Problem 2: Voronoi Diagram of Moving Points

Statement

What is the maximum number of combinatorial changes possible in a Euclidean Voronoi diagram of a set of n points each moving along a line at unit speed in two dimensions?

Origin

Unknown (to JOR). Perhaps Atallah?

Status/Conjectures

Open. Conjectured to be nearly quadratic.

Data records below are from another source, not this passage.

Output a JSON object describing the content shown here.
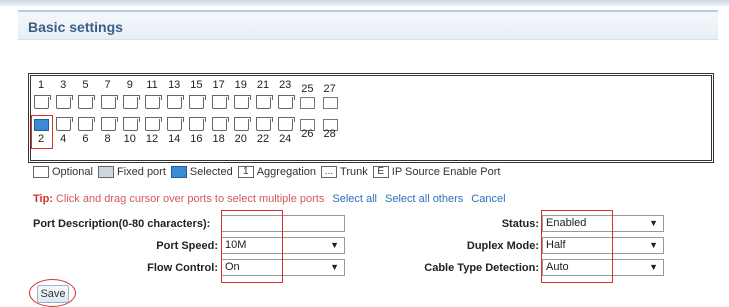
{
  "header": {
    "title": "Basic settings"
  },
  "ports": {
    "top_numbers": [
      "1",
      "3",
      "5",
      "7",
      "9",
      "11",
      "13",
      "15",
      "17",
      "19",
      "21",
      "23",
      "25",
      "27"
    ],
    "bottom_numbers": [
      "2",
      "4",
      "6",
      "8",
      "10",
      "12",
      "14",
      "16",
      "18",
      "20",
      "22",
      "24",
      "26",
      "28"
    ],
    "selected_port": "2"
  },
  "legend": {
    "optional": "Optional",
    "fixed": "Fixed port",
    "selected": "Selected",
    "aggregation": "Aggregation",
    "aggregation_glyph": "1",
    "trunk": "Trunk",
    "trunk_glyph": "...",
    "ipsource": "IP Source Enable Port",
    "ipsource_glyph": "E"
  },
  "tip": {
    "label": "Tip:",
    "text": "Click and drag cursor over ports to select multiple ports",
    "select_all": "Select all",
    "select_others": "Select all others",
    "cancel": "Cancel"
  },
  "form": {
    "port_desc_label": "Port Description(0-80 characters):",
    "port_desc_value": "",
    "port_speed_label": "Port Speed:",
    "port_speed_value": "10M",
    "flow_control_label": "Flow Control:",
    "flow_control_value": "On",
    "status_label": "Status:",
    "status_value": "Enabled",
    "duplex_label": "Duplex Mode:",
    "duplex_value": "Half",
    "cable_label": "Cable Type Detection:",
    "cable_value": "Auto"
  },
  "save_label": "Save",
  "colors": {
    "selected": "#3b8ad4",
    "highlight": "#d9302e",
    "title": "#3a5e86",
    "tip": "#d62f2f"
  }
}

Partial and Related Results

The best lower bound known is quadratic, and the best upper bound is cubic [SA95, p. 297]. If the speeds are allowed to differ, the upper bound remains essentially cubic [AGMR98]. The general belief is that the complexity should be close to quadratic; Chew [Che97] showed this to be the case if the underlying metric is L₁ (or L_$\infty$).

Appearances

[MO01]

Categories

Voronoi diagrams; Delaunay triangulations

Entry Revision History

J. O'Rourke, 1 Aug. 2001.

Bibliography

AGMR98

G. Albers, Leonidas J. Guibas, Joseph S. B. Mitchell, and T. Roos.
Voronoi diagrams of moving points.
Internat. J. Comput. Geom. Appl., 8:365-380, 1998.

Che97

L. P. Chew.
Near-quadratic bounds for the L₁ Voronoi diagram of moving points.
Comput. Geom. Theory Appl., 7:73-80, 1997.

MO01

J. S. B. Mitchell and Joseph O'Rourke.
Computational geometry column 42.
Internat. J. Comput. Geom. Appl., 11(5):573-582, 2001.
Also in SIGACT News 32(3):63-72 (2001), Issue 120.

SA95

Micha Sharir and P. K. Agarwal.
Davenport-Schinzel Sequences and Their Geometric Applications.
Cambridge University Press, New York, 1995.